“dat ben ik”

gezien bij VPRO Boeken: Wim Brands en Vonne van der Meer
Het smalle pad van de liefde (2013)

Het smalle pad van de liefde Hegel meende dat de ochtendkrant voor de moderne mens de plaats van het ochtendgebed heeft ingenomen. In het verlengde daarvan zou je kunnen zeggen dat de roman voor de eucharistie in de plaats is gekomen. Zeker als je kijkt naar het boekenprogramma VPRO Boeken dat op 1 september weer van start ging en iedere zondagmorgen tussen 11.20 en 11.50 wordt uitgezonden. Gisteren kwam Vonne van der Meer vertellen over haar nieuwste boek Het smalle pad van de liefde dat afgelopen week verscheen. Naast het verhaal over een buitenechtelijke liefde is het ook een bekeringsverhaal. Een moedig boek, zei Wim Brands, maar voegde er gelijk aan toe: “waarom moet ik dit eigenlijk moedig vinden? Het heeft te maken met de schroom voor het onderwerp.”

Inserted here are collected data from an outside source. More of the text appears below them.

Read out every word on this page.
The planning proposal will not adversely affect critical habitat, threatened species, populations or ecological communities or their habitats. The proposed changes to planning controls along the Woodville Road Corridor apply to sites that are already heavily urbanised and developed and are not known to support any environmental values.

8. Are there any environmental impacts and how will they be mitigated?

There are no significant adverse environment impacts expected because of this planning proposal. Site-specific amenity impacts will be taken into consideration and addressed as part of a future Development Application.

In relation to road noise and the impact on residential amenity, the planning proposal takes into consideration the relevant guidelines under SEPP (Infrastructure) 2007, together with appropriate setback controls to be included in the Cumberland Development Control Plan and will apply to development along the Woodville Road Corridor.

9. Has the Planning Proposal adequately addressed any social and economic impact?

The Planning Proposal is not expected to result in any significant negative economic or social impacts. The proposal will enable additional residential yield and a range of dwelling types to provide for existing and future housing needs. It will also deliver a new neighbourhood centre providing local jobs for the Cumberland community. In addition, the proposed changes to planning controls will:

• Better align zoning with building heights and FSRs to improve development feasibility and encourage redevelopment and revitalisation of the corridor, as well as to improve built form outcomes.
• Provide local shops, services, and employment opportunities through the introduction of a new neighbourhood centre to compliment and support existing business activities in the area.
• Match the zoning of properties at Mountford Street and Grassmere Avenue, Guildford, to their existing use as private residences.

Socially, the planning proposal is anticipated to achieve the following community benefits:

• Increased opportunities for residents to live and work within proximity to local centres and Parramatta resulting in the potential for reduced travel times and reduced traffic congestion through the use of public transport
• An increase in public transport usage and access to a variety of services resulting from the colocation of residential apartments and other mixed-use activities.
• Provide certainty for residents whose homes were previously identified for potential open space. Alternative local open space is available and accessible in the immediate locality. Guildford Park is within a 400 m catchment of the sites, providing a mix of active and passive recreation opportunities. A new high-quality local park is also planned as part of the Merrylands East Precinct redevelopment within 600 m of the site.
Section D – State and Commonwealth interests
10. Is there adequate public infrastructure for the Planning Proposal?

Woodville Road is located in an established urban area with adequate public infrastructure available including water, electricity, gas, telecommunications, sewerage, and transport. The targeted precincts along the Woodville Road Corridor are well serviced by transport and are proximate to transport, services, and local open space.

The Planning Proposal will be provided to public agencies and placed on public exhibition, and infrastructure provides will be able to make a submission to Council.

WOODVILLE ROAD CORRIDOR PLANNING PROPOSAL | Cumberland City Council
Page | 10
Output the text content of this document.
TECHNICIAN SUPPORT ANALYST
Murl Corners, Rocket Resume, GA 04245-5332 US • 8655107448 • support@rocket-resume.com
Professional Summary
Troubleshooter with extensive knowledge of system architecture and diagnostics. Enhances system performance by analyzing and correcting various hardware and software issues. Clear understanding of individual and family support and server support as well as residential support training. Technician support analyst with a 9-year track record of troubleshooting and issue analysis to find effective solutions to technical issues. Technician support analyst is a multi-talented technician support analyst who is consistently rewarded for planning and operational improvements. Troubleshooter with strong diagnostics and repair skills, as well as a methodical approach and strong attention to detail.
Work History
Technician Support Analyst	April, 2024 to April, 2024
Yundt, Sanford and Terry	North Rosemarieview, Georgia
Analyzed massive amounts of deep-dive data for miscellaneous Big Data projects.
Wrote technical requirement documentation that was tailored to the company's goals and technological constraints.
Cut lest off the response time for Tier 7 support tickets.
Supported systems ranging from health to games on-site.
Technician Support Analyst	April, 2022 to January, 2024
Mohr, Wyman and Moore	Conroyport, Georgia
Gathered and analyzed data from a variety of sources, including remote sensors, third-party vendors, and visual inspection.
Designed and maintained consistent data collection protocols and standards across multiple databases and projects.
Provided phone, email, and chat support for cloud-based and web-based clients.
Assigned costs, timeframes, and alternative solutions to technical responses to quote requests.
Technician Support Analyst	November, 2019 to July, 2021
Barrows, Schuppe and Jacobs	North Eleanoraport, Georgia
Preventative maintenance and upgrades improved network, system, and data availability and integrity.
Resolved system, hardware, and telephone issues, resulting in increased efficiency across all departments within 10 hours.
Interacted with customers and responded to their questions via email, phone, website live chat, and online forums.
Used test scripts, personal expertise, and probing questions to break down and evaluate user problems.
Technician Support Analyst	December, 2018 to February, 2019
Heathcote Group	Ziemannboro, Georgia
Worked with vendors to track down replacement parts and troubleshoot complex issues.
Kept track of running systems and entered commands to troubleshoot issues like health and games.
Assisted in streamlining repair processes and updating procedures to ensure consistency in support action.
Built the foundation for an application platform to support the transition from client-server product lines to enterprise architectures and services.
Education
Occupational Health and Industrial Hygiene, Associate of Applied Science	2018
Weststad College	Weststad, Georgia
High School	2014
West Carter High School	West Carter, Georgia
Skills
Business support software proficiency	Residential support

Vonne van der Meer vindt het christelijk geloof geen taboe. Want een taboe kun je doorbreken. Maar wanneer iets als achterlijk (of achterhaald) wordt beschouwd, dan is het not done. In combinatie met de spot van Maarten ‘t Hart of de ironie van Gerard Reve wordt het christelijk geloof in de hedendaagse literatuur nog wel getolereerd, maar een ondubbelzinnig bekeringsverhaal is voor de de meeste literatuurrecensenten iets om te negeren of om af te branden. Wim Brands toonde zich oprecht geïnteresseerd voor het boek en voor de bekering van Vonne van der Meer, twintig jaar geleden, al blunderde hij in het begin omdat hij dacht dat de schrijfster onlangs tot het licht was gekomen. In Het smalle pad van de liefde staan een paar gedichten, waaronder “op zekere leeftijd” van de Pools-Amerikaanse schrijver en dichter Czesław Miłosz (1911-2004). Brands las het voor:

Op zekere leeftijd
 
Wij wilden zonden bekennen en er was niemand aan wie.
De wolken wilden ze niet aanhoren, noch de wind
Die een voor een alle zeeën bezoekt.
Het lukte ons niet de dieren te interesseren.
De honden, ontgoocheld, wachtten op een bevel.
De kat, immoreel als altijd, viel in slaap.
Een persoon, ons schijnbaar genegen,
Was niet geneigd te luisteren naar wat vroeger gebeurd was.
Gesprekken met anderen, bij wodka of koffie,
Hoefden we niet te rekken na het eerste signaal van verveling.
Het zou vernederend geweest zijn een man met diploma
Per uur te betalen voor een luisterend oor.
Kerken. Misschien de kerken. Maar wat daar bekennen?
Dat wij onszelf ooit mooi en edel vonden,
Maar dat later, op deze plaats, een afzichtelijke pad
De dikke spleetogen opent
En men weet: „Dat ben ik„
 
Czesław Miłosz

Wanneer zelfkennis en religieus bewustzijn elkaar in een gezegende situatie mogen ontmoeten, groeit er bewustzijn van God. Want waar moeten we naartoe met onze zelfhaat? Wáár kunnen we onze zonden bekennen? Wie kunnen we onze zonden bekennen? Wie is er wit als sneeuw?

Bij Vonne van der Meer ontstond begin jaren negentig ook een soort religieuze nieuwsgierigheid. Ze bekeerde zich – na haar veertigste – tot het katholieke geloof. Sindsdien is religie bij de schrijfster een terugkerend thema. Vaak heel subtiel, zoals in Het smalle pad van de liefde. Terwijl er in de hedendaagse literatuur nog weinig over religie wordt geschreven, heeft het Van der Meer een gebied gebracht waarover ze kan schrijven – zonder dat het een evangelisch traktaat wordt.
 
Bron: boeken.vpro.nl

Evelien de Nooijer las Het smalle pad van de liefde onmiddellijk na het verschijnen en besprak het afgelopen donderdag op haar boekenblog Over boeken enzo.